75 Jahre später, 25 Jahre nach dem Ende des Ostblocks, ist Polen Mitglied der NATO und der EU. Mit dem EU-Beitritt zum 1. Mai 2004 kam es zu einem echten Wachstumsschub, der sogar die Arbeitslosigkeit verminderte. In der Weltwirtschaftskrise ab Ende 2008 nahm dann die kapitalistische Ökonomie weniger Schaden, als die Menschen, die für diese arbeiten müssen: Die polnische Wirtschaft wuchs von 2008 bis 2013 um insgesamt 15 Prozent. Der Premier Donald Tusk hat nach sieben Jahren im Amt am 1. Dezember einen neuen Job als Präsident des Europäischen Rates angetreten. Doch erst in den letzten 12 Monaten kam das Wachstum auch auf dem Arbeitsmarkt an: Im Oktober 2014 wurden 1,784 Millionen Arbeitslose registriert. Das sind 400000 Arbeitslose weniger als vor einem Jahr. Aber auch 300000 mehr als vor Beginn der Krise (siehe Tabelle).

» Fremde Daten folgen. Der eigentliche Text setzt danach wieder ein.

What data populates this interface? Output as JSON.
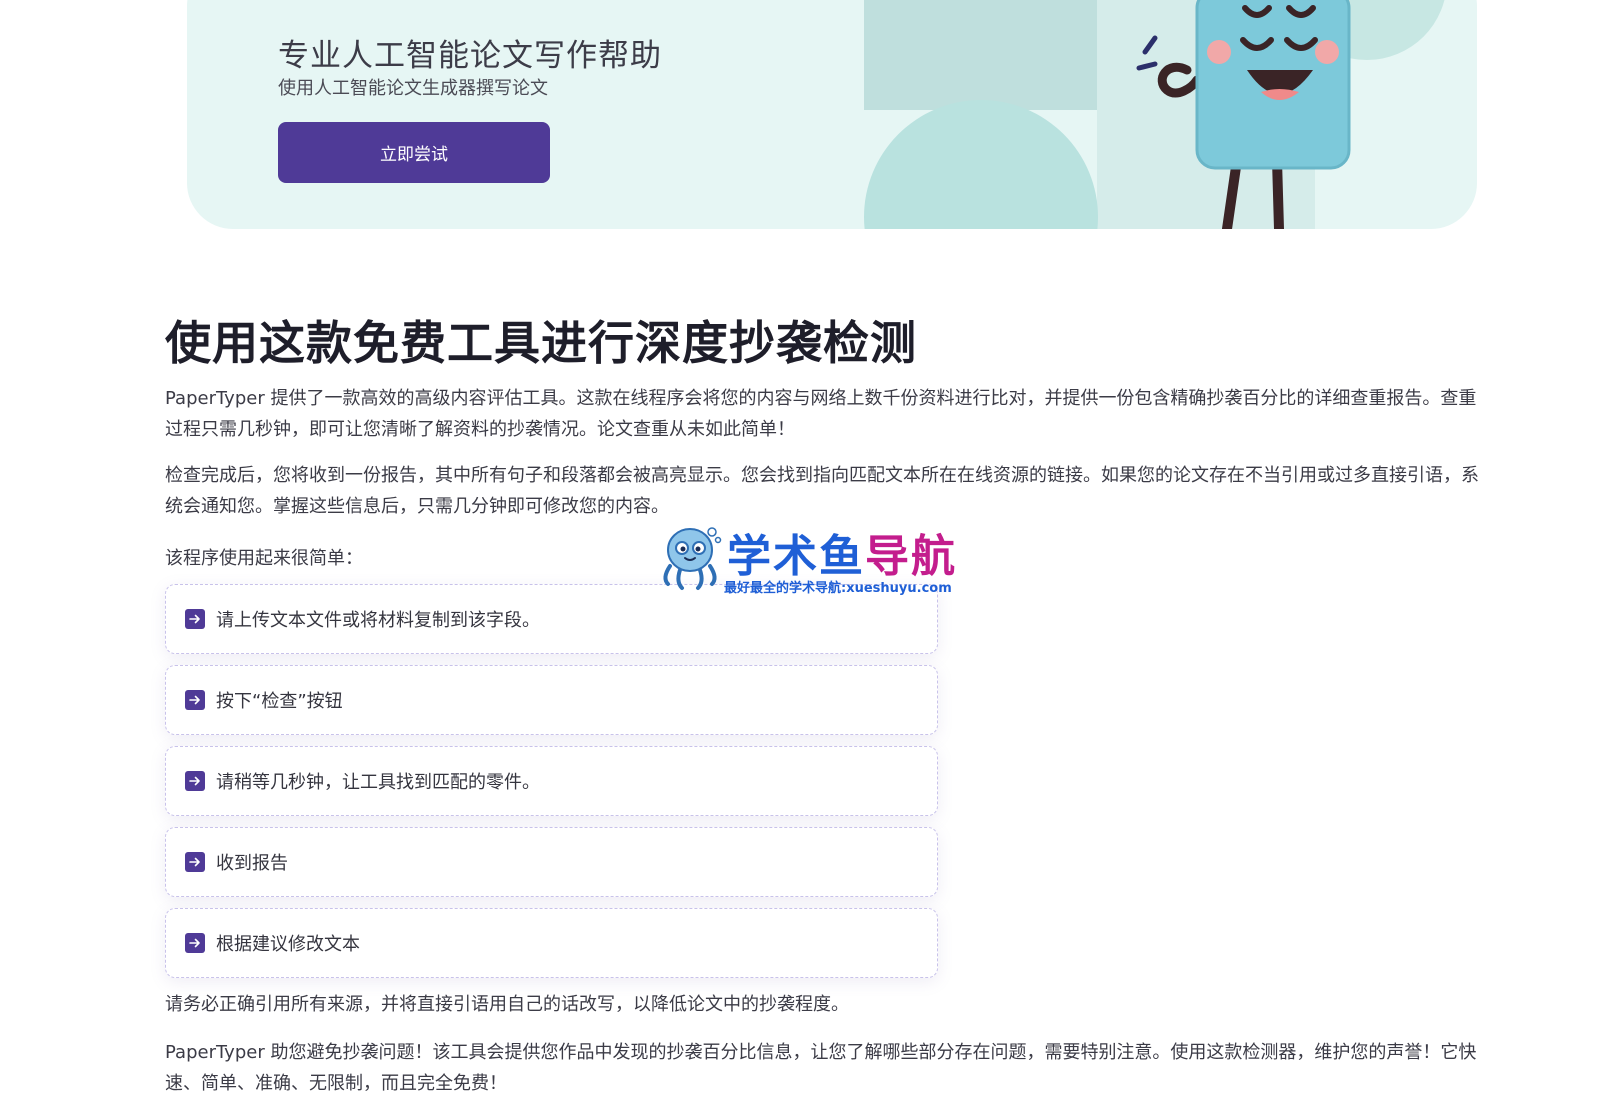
{
  "banner": {
    "title": "专业人工智能论文写作帮助",
    "subtitle": "使用人工智能论文生成器撰写论文",
    "cta_label": "立即尝试"
  },
  "main": {
    "heading": "使用这款免费工具进行深度抄袭检测",
    "paragraphs": [
      "PaperTyper 提供了一款高效的高级内容评估工具。这款在线程序会将您的内容与网络上数千份资料进行比对，并提供一份包含精确抄袭百分比的详细查重报告。查重过程只需几秒钟，即可让您清晰了解资料的抄袭情况。论文查重从未如此简单！",
      "检查完成后，您将收到一份报告，其中所有句子和段落都会被高亮显示。您会找到指向匹配文本所在在线资源的链接。如果您的论文存在不当引用或过多直接引语，系统会通知您。掌握这些信息后，只需几分钟即可修改您的内容。"
    ],
    "steps_intro": "该程序使用起来很简单：",
    "steps": [
      {
        "label": "请上传文本文件或将材料复制到该字段。",
        "icon": "arrow-right-icon"
      },
      {
        "label": "按下“检查”按钮",
        "icon": "arrow-right-icon"
      },
      {
        "label": "请稍等几秒钟，让工具找到匹配的零件。",
        "icon": "arrow-right-icon"
      },
      {
        "label": "收到报告",
        "icon": "arrow-right-icon"
      },
      {
        "label": "根据建议修改文本",
        "icon": "arrow-right-icon"
      }
    ],
    "after_steps": "请务必正确引用所有来源，并将直接引语用自己的话改写，以降低论文中的抄袭程度。",
    "closing": "PaperTyper 助您避免抄袭问题！该工具会提供您作品中发现的抄袭百分比信息，让您了解哪些部分存在问题，需要特别注意。使用这款检测器，维护您的声誉！它快速、简单、准确、无限制，而且完全免费！"
  },
  "watermark": {
    "name_part1": "学术鱼",
    "name_part2": "导航",
    "tagline": "最好最全的学术导航:xueshuyu.com"
  },
  "colors": {
    "accent": "#4f3a97",
    "banner_bg": "#e6f6f4",
    "watermark_blue": "#1f5fd6",
    "watermark_magenta": "#c31d8d"
  }
}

Gliwice ist ein gutes Beispiel für die polnische Entwicklung. Zwar liegen Arbeitslosenrate und Armutsquote der Wojewodschaft Schlesien regelmäßig um einige Prozent unter dem Landesdurchschnitt. Aber gut geht es den Menschen hier deshalb noch nicht. Die Bevölkerungszahl der Stadt ist seit 1988 stetig gefallen: Von 223000 auf knapp 200000 im Jahr 2005. Für 2013 gibt die Statistik noch 185450 Einwohner an. Wohl liegen die Arbeitslosenzahlen des Oktobers 2014 auch in Gliwice weit niedriger als vor 10 Jahren, doch auch deutlich höher als vor Krisenbeginn. Und im Durchschnitt der letzten Jahre hatten nur um die 10 Prozent der registrierten Arbeitslosen der Stadt überhaupt ein Anrecht auf Geld vom Amt.
Das ist kein Fehler. Das ist Absicht. Es ist Teil der Strategie, mit der Politik und Unternehmen sich für die Wirtschaft Polens einsetzen. An erster Stelle steht der soziale Druck, der aufgrund der geringen und strikt befristeten Arbeitslosenunterstützung zur raschen Rückkehr in irgendeinen Job zwingt. Nach Angaben der amtlichen Statistik erreichte erst 2005 das Realeinkommen der abhängig Beschäftigten wieder den Stand von 1980. Der tiefe Einbruch der Jahre 1988-1991 sollte gar nicht zu schnell wieder aufgeholt werden, sondern die Grundlage für einen neuen kapitalistischen Aufschwung bilden.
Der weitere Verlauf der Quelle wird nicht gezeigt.